Desde esa noche Elena vio a Bernal con ojos nuevos. Olvidó
que detestaba su brillantina, su escarbadientes y su arrogancia, y cuando lo
veía pasar o lo escuchaba hablar recordaba las canciones de aquella fiesta improvisada
y volvía a sentir el ardor en la piel y la confusión en el alma, una fiebre
que no sabía poner en palabras. Lo observaba de lejos, a hurtadillas, y así
fue descubriendo aquello que antes no supo percibir, sus hombros, su cuello
ancho y fuerte, la curva sensual de sus labios gruesos, sus dientes perfectos,
la elegancia de sus manos, largas y finas. Le entró un deseo insoportable de
aproximarse a él para enterrar la cara en su pecho moreno, escuchar la vibración
del aire en sus pulmones y el ruido de su corazón, aspirar su olor, un olor
que sabía seco y penetrante, como de cuero curtido o de tabaco. Se imaginaba
a sí misma jugando con su pelo, palpándole los músculos de la espalda y de las
piernas, descubriendo la forma de sus pies, convertida en humo para metérsele
por la garganta y ocuparlo entero. Pero si el hombre levantaba la mirada y se
encontraba con la suya, Elena corría a ocultarse en el más apartado matorral
del patio, temblando. Bernal se había adueñado de todos sus pensamientos, la
niña ya no podía soportar la inmovilidad del tiempo lejos de él. En la escuela
se movía como en una pesadilla, ciega y sorda a todo salvo las imágenes interiores,
donde lo veía sólo a él. ¿Qué estaría haciendo en ese momento? Tal vez dormía
boca abajo sobre la cama con las persianas cerradas, su cuarto en penumbra,
el aire caliente agitado por las alas del ventilador, un sendero de sudor a
lo largo de su columna, la cara hundida en la almohada. Con el primer golpe
de la campana de salida corría a la casa, rezando para que él no se hubiera
despertado todavía y ella alcanzara a lavarse y ponerse un vestido limpio y
sentarse a esperarlo en la cocina, fingiendo hacer sus tareas para que su madre
no la abrumara de labores domésticas. Y después, cuando lo escuchaba salir silbando
del baño, agonizaba de impaciencia y de miedo, segura de que moriría de gozo
si él la tocara o tan sólo le hablara, ansiosa de que eso ocurriera, pero al
mismo tiempo lista para desaparecer entre los muebles, porque no podía vivir
sin él, pero tampoco podía resistir su ardiente presencia. Con disimulo lo seguía
a todas partes, lo servía en cada detalle, adivinaba sus deseos para ofrecerle
lo que necesitaba antes de que ‘lo pidiera, pero se movía siempre como una sombra,
para no revelar su existencia.
En las noches Elena no lograba dormir, porque él no estaba
en la casa. Abandonaba su hamaca y salía como un fantasma a vagar por el primer
piso, juntando valor para entrar por fin sigilosa al cuarto de Bernal. Cerraba
la puerta a su espalda y abría un poco la persiana, para que entrara el reflejo
de la calle a alumbrar las ceremonias que había inventado para apoderarse de
los pedazos del alma de ese hombre, que se quedaban impregnando sus objetos.

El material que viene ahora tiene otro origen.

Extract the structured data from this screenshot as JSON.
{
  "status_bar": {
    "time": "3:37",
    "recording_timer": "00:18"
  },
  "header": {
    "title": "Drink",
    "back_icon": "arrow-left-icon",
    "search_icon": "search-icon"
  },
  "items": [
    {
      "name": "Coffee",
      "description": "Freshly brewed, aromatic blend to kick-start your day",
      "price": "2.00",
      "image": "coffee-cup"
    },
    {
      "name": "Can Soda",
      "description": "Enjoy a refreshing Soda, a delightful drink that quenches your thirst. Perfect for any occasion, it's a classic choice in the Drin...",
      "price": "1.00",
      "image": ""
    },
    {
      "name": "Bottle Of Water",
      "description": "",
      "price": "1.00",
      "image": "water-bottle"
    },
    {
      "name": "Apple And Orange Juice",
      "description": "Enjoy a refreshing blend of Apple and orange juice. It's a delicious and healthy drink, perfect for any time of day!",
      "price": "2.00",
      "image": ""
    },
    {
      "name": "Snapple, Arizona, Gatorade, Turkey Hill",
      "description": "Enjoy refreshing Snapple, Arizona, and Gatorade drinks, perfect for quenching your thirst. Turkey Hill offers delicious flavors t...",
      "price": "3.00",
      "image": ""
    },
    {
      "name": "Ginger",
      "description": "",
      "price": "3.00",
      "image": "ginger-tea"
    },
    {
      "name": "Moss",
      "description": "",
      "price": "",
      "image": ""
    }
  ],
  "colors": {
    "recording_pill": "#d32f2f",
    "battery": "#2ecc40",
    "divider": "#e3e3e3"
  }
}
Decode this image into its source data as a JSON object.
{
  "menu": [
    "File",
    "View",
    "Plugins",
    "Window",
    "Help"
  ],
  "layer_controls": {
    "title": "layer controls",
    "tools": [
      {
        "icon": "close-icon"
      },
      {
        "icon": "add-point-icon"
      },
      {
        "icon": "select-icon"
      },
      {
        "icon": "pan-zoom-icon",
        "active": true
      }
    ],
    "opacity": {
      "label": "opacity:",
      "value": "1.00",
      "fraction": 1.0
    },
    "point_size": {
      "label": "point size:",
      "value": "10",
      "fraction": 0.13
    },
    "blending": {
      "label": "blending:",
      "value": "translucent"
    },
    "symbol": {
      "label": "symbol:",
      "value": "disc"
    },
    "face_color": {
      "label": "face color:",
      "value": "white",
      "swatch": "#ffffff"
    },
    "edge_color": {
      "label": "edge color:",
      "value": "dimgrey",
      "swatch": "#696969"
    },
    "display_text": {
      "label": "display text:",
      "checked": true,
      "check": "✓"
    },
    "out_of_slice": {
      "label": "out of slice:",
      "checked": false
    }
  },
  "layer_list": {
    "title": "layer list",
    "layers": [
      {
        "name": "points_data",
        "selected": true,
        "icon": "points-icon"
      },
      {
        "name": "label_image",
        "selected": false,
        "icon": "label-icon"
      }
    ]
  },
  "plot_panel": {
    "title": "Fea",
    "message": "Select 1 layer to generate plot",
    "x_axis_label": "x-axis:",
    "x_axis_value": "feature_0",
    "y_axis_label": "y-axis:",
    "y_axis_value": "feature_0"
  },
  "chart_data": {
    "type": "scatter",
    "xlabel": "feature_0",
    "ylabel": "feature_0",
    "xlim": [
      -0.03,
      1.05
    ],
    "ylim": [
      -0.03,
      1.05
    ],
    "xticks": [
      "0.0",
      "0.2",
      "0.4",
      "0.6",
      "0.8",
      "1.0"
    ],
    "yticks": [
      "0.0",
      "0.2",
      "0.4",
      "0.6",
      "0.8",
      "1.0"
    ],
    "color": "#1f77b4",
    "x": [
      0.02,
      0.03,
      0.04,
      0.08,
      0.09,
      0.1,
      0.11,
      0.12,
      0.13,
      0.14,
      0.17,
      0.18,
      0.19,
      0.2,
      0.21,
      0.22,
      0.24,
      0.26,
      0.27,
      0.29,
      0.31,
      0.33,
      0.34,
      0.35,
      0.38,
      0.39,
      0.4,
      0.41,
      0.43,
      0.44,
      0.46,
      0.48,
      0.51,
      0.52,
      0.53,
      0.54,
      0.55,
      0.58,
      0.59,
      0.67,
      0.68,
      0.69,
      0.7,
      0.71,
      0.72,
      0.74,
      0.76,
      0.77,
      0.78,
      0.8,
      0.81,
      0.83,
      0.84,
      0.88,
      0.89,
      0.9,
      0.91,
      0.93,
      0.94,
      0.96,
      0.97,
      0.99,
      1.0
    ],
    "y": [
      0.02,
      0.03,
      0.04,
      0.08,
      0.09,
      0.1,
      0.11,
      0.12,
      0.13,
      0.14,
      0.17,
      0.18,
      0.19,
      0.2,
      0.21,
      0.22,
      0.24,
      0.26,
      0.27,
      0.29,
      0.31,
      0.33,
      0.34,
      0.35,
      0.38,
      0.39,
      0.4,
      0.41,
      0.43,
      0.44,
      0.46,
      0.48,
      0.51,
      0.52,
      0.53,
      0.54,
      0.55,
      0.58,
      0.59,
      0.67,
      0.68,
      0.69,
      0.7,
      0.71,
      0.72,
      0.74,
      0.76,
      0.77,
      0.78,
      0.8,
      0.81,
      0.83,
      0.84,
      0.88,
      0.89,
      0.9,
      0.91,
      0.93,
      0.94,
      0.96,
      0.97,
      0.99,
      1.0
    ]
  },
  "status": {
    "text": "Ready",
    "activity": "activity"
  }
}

En la luna del espejo, negra y brillante como un charco de lodo, se observaba
largamente, porque allí se había mirado él y las huellas de las dos imágenes
podrían confundirse en un abrazo. Se acercaba al cristal con los ojos muy abiertos,
viéndose a sí misma con los ojos de él, besando sus propios labios con un beso
frío y duro, que ella imaginaba caliente, como boca de hombre. Sentía la superficie
del espejo contra su pecho y se le erizaban las diminutas cerezas de los senos,
provocándole un dolor sordo que la recorría hacia abajo y se instalaba en un
punto preciso entre sus piernas. Buscaba ese dolor una y otra vez. Del armario
sacaba una camisa y las botas de Bernal y se las ponía. Daba unos pasos por
el cuarto con mucho cuidado, para no hacer ruido. Así vestida hurgaba en sus
cajones, se peinaba con su peine, chupaba su cepillo de dientes, lamía su crema
de afeitar acariciaba su ropa sucia. Después, sin saber por qué lo hacía, se
quitaba la camisa, las botas y su camisón y se tendía desnuda sobre la cama
de Bernal, aspirando con avidez su olor, invocando su calor para envolverse
en él. Se tocaba todo el cuerpo, empezando por la forma extraña de su cráneo,
los cartílagos translúcidos de las orejas, las cuencas de los ojos, la cavidad
de su boca, y así hacia abajo dibujándose los huesos, los pliegues, los ángulos
y las curvas de esa totalidad insignificante que era ella misma, deseando ser
enorme, pesada y densa como una ballena. Imaginaba que se iba llenando de un
líquido viscoso y dulce como miel, que se inflaba y crecía al tamaño de una
descomunal muñeca, hasta llenar toda la cama, todo el cuarto, toda la casa con
su cuerpo turgente. Extenuada, a veces se dormía por unos minutos, llorando.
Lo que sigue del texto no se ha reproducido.